1939年9月5日に第2次世界大戦の勃発、1941年12月7日に太平洋戦争の勃発、1945年8月14日に太平洋戦争の終了といったように、不景気と戦争に明け暮れた時代でした。
(2)小売業の動向
1920年代から30年代にかけて熱狂的といえるくらい拡大したチェーンでも、40年代は停滞もしくは縮小をすることがありました。これはとりもなおさず、暗黒の木曜日と第2次世界大戦によるものです。経営基盤の地固めや、店舗に人員を配置することが不可能であったこともあげられています。
(3)ゼネラル・マーチャンダイズ・ストア
1902年創業の総合衣料品のチェーン・ストアである「J.C.ペニー(J.C.Penny)」は、都市化の発展と共に、農村部中心のメール・オーダー・ハウスから店舗販売に転換した代表的な企業です。
その発展を皮切りに、衣料品からGMSへと転換する企業が他にも現れ始めました。「シアーズ」が1925年、「モンゴメリーワード」が1927年に出店を開始し、GMS時代の幕開けとなりました。
(4)ボランタリー・チェーンの組織化
チェーン・ストアの発展は、独立小売店に大きな影響を与えました。一部の小売業者は自営のための組織づくりを行いはじめたのです。小売業者の組織化としては、「コーペラティブ・チェーン」と呼ばれる形はありました。

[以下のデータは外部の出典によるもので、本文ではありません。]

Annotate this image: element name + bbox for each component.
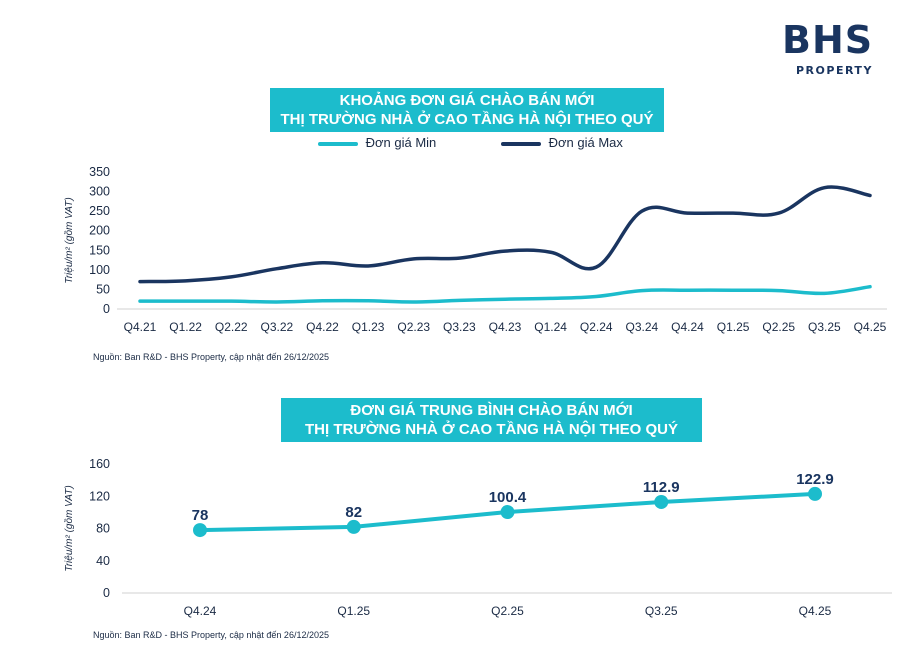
chart1-price-range: Triệu/m² (gồm VAT) 0 50 100 150 200 250 300 350 Q… (63, 165, 887, 334)
chart2-x-tick-label: Q4.24 (184, 604, 217, 618)
chart1-x-tick-label: Q1.24 (534, 320, 567, 334)
chart2-title: ĐƠN GIÁ TRUNG BÌNH CHÀO BÁN MỚI THỊ TRƯỜ… (281, 398, 702, 442)
chart1-y-tick-label: 300 (89, 185, 110, 199)
chart1-y-tick-label: 250 (89, 204, 110, 218)
brand-logo: BHS (782, 18, 874, 62)
chart2-data-label: 122.9 (796, 471, 834, 488)
chart2-data-label: 112.9 (643, 479, 680, 496)
chart2-y-tick-label: 160 (89, 457, 110, 471)
chart1-y-tick-label: 350 (89, 165, 110, 179)
legend-item-min: Đơn giá Min (318, 135, 436, 150)
chart2-data-point (654, 494, 669, 509)
chart1-x-tick-label: Q1.22 (169, 320, 202, 334)
chart1-x-tick-label: Q1.23 (352, 320, 385, 334)
chart2-source: Nguồn: Ban R&D - BHS Property, cập nhật … (93, 630, 329, 640)
chart1-x-tick-label: Q4.21 (124, 320, 157, 334)
chart2-x-tick-label: Q4.25 (799, 604, 832, 618)
chart1-x-tick-label: Q2.23 (397, 320, 430, 334)
chart2-data-point (500, 505, 515, 520)
chart2-x-tick-label: Q2.25 (491, 604, 524, 618)
chart2-y-tick-label: 40 (96, 554, 110, 568)
chart2-data-label: 78 (192, 507, 209, 524)
chart1-y-tick-label: 200 (89, 224, 110, 238)
brand-logo-subtitle: PROPERTY (796, 64, 873, 77)
chart1-y-axis-label: Triệu/m² (gồm VAT) (63, 197, 75, 283)
chart1-series-max-line (138, 185, 872, 284)
chart1-y-tick-label: 150 (89, 243, 110, 257)
chart2-title-line2: THỊ TRƯỜNG NHÀ Ở CAO TẦNG HÀ NỘI THEO QU… (304, 421, 679, 438)
chart1-x-tick-label: Q4.23 (489, 320, 522, 334)
chart1-y-tick-label: 50 (96, 282, 110, 296)
chart2-data-point (193, 523, 207, 538)
legend-swatch-min (318, 141, 358, 146)
chart1-x-tick-label: Q1.25 (717, 320, 750, 334)
chart2-y-tick-label: 120 (89, 489, 110, 503)
legend-swatch-max (501, 141, 541, 146)
chart2-y-tick-label: 80 (96, 522, 110, 536)
chart1-title: KHOẢNG ĐƠN GIÁ CHÀO BÁN MỚI THỊ TRƯỜNG N… (270, 88, 664, 132)
chart1-x-tick-label: Q3.25 (808, 320, 841, 334)
legend-label-max: Đơn giá Max (548, 135, 623, 150)
chart1-x-tick-label: Q3.23 (443, 320, 476, 334)
chart2-x-tick-label: Q3.25 (645, 604, 678, 618)
chart1-x-tick-label: Q2.24 (580, 320, 613, 334)
chart1-x-tick-label: Q3.22 (261, 320, 294, 334)
legend-item-max: Đơn giá Max (501, 135, 623, 150)
chart2-average-price: Triệu/m² (gồm VAT) 0 40 80 120 160 Q4.24 Q1.25 Q… (63, 457, 892, 618)
chart1-title-line1: KHOẢNG ĐƠN GIÁ CHÀO BÁN MỚI (339, 92, 595, 109)
chart1-x-tick-label: Q2.25 (762, 320, 795, 334)
chart1-series-min-line (138, 284, 872, 304)
chart2-y-tick-label: 0 (103, 586, 110, 600)
chart2-data-label: 100.4 (489, 489, 527, 506)
chart1-x-tick-label: Q4.24 (671, 320, 704, 334)
chart2-x-tick-label: Q1.25 (337, 604, 370, 618)
chart1-x-tick-label: Q4.22 (306, 320, 339, 334)
chart1-y-tick-label: 100 (89, 263, 110, 277)
chart1-x-tick-label: Q2.22 (215, 320, 248, 334)
chart2-data-label: 82 (345, 504, 362, 521)
chart1-source: Nguồn: Ban R&D - BHS Property, cập nhật … (93, 352, 329, 362)
chart2-data-point (808, 486, 822, 501)
chart1-y-tick-label: 0 (103, 302, 110, 316)
chart2-data-point (346, 519, 361, 534)
chart1-x-tick-label: Q4.25 (854, 320, 887, 334)
chart2-y-axis-label: Triệu/m² (gồm VAT) (63, 485, 75, 571)
chart1-title-line2: THỊ TRƯỜNG NHÀ Ở CAO TẦNG HÀ NỘI THEO QU… (280, 111, 654, 128)
chart2-title-line1: ĐƠN GIÁ TRUNG BÌNH CHÀO BÁN MỚI (350, 402, 633, 419)
chart1-x-tick-label: Q3.24 (626, 320, 659, 334)
legend-label-min: Đơn giá Min (365, 135, 437, 150)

しかし、むしろ活発な動きを示したのが、卸売業者が中心となって組織化を行った「ボランタリー・チェーン」でした。1926年にIGC、1931年に「レッド・アンド・ホワイト(Red and White)」等がありましたが、食品の分野だけしか成功しませんでした。その流れにより、チェーン・ストア反対運動が発展しました。

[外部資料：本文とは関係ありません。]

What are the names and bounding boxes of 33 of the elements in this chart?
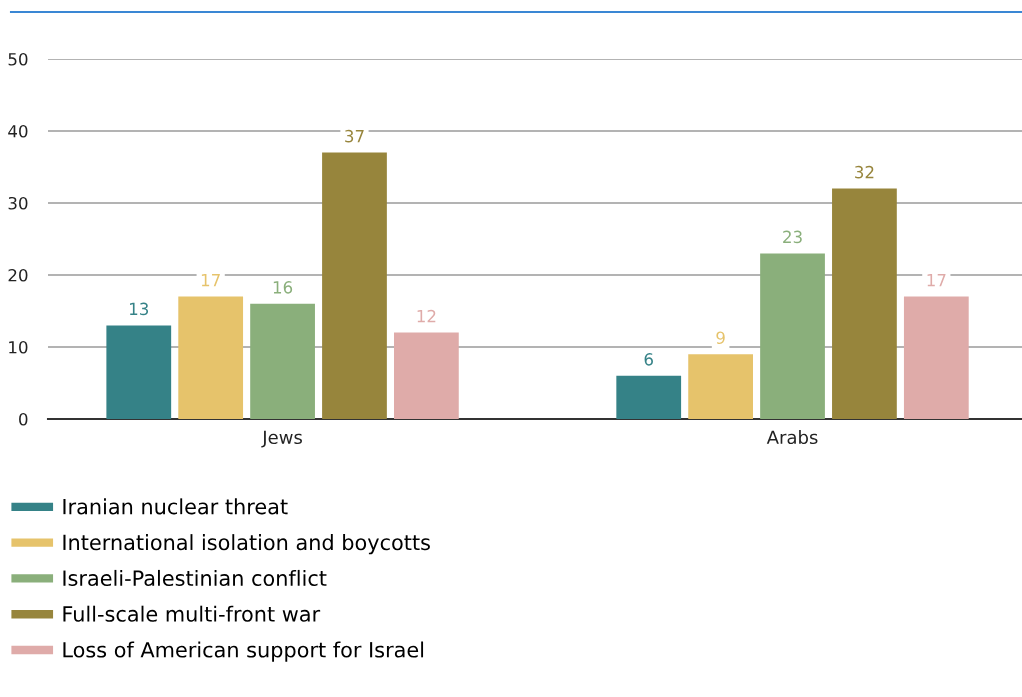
- data-label: 32: [855, 165, 874, 179]
- bar: [250, 303, 315, 419]
- y-tick-label: 10: [9, 340, 28, 354]
- bar: [832, 188, 897, 419]
- bar: [106, 325, 172, 419]
- data-label: 37: [345, 129, 364, 143]
- bar: [178, 296, 244, 419]
- bar: [688, 354, 753, 419]
- bar: [760, 253, 825, 419]
- bar: [903, 296, 969, 419]
- bar: [394, 332, 459, 419]
- data-label: 17: [927, 274, 946, 287]
- data-label: 17: [201, 274, 220, 287]
- y-tick-label: 30: [8, 196, 28, 210]
- data-label: 13: [130, 302, 149, 316]
- y-tick-label: 40: [8, 124, 28, 138]
- data-label: 12: [417, 309, 436, 323]
- data-label: 16: [273, 281, 293, 294]
- data-label: 23: [783, 230, 802, 244]
- x-tick-label: Jews: [261, 430, 302, 448]
- legend-label: Loss of American support for Israel: [63, 641, 424, 662]
- x-tick-label: Arabs: [766, 430, 818, 445]
- legend-label: Full-scale multi-front war: [63, 605, 321, 622]
- y-tick-label: 20: [8, 268, 28, 282]
- legend-label: Israeli-Palestinian conflict: [63, 569, 327, 587]
- legend-label: Iranian nuclear threat: [63, 498, 288, 515]
- y-tick-label: 50: [8, 52, 28, 66]
- bar: [322, 152, 387, 419]
- legend-label: International isolation and boycotts: [63, 534, 430, 555]
- bar: [616, 375, 682, 419]
- data-label: 6: [644, 353, 653, 366]
- data-label: 9: [716, 331, 725, 345]
- y-tick-label: 0: [19, 412, 28, 426]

(5)マイケル・カレンがスーパー・マーケット(SM)を創造
アメリカの大恐慌の最中に生まれたのが、1930年のマイケル・カレンによるスーパー・マーケットの第1号である「キング・カレン(King Kullen)」です。彼はセルフ・サービス方式を採用し、お客様が商品を自由に選択してもらうという楽しさを提供する一方、スタッフを最小限にとどめ、最低のマージンで、最高の回転率をあげることにより、最大の利益をあげるシステムを創造しました。

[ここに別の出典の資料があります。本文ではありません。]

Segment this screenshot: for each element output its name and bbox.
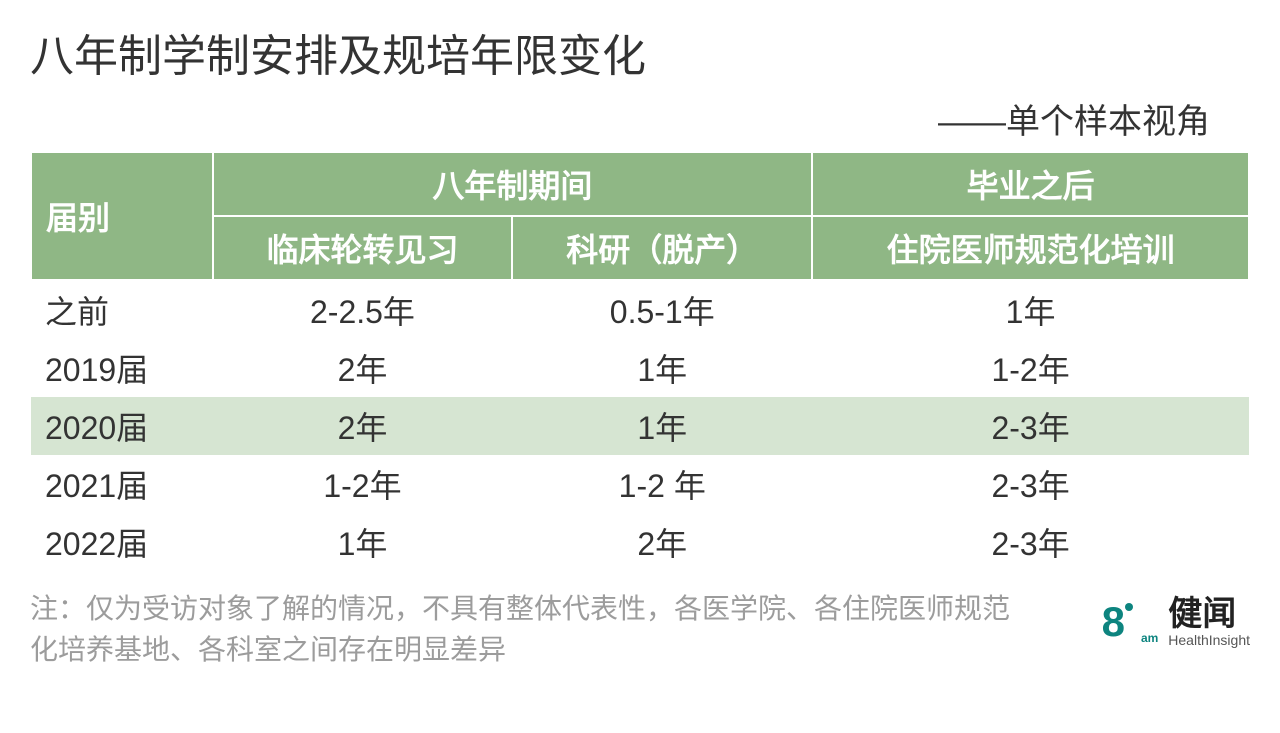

マイケル・カレンは、自ら世界最大の価格破壊者と名乗ったほどであり、大恐慌のあおりで買物に苦労している国民を救ったのでした。これに影響され、1936年に「A&P」がスーパー・マーケットに転換したのをはじめ、「クローガー(Kroger)」やその他の大手食品チェーンも続々と転向をしていきました。
(6)ロビンソン・パットマン法
チェーン・ストアに反対する運動は、1930年代にもっとも激しくなり、議会においても調査が実施され、1936年7月に「ロビンソン・パットマン法」が制定されました。大量仕入にともなう割引に関しては、次の点に要点がおかれました。
(クレイトン法の修正点)
1.大量仕入にともなう割引は、大量仕入によって売手側にもたらされた節約額に見合う程度以下の場合に限って認められること。
2.このような節約額に見合う割引であっても、その割引の上限が売手側の得意先業者のうちあまりに少数の者のみに得られる場合には、連邦通商委員会が聴聞を行った上で禁止し得ること。
(新規に設けられた要点)
1.宣伝奨励金及びその他の得意先業者に対する支払金が、すべての得意先業者にとって「適度に均等な条件」で支払われるようにしなければ、実質的にこれを禁止する。
2.買い付け業者に対する「仲介料の支払い」、または「仲介料に相当するもの」の支払いを、例え売手側が買い付け業者との直接取引によって、この仲介料相当分を節約した場合であっても禁止する。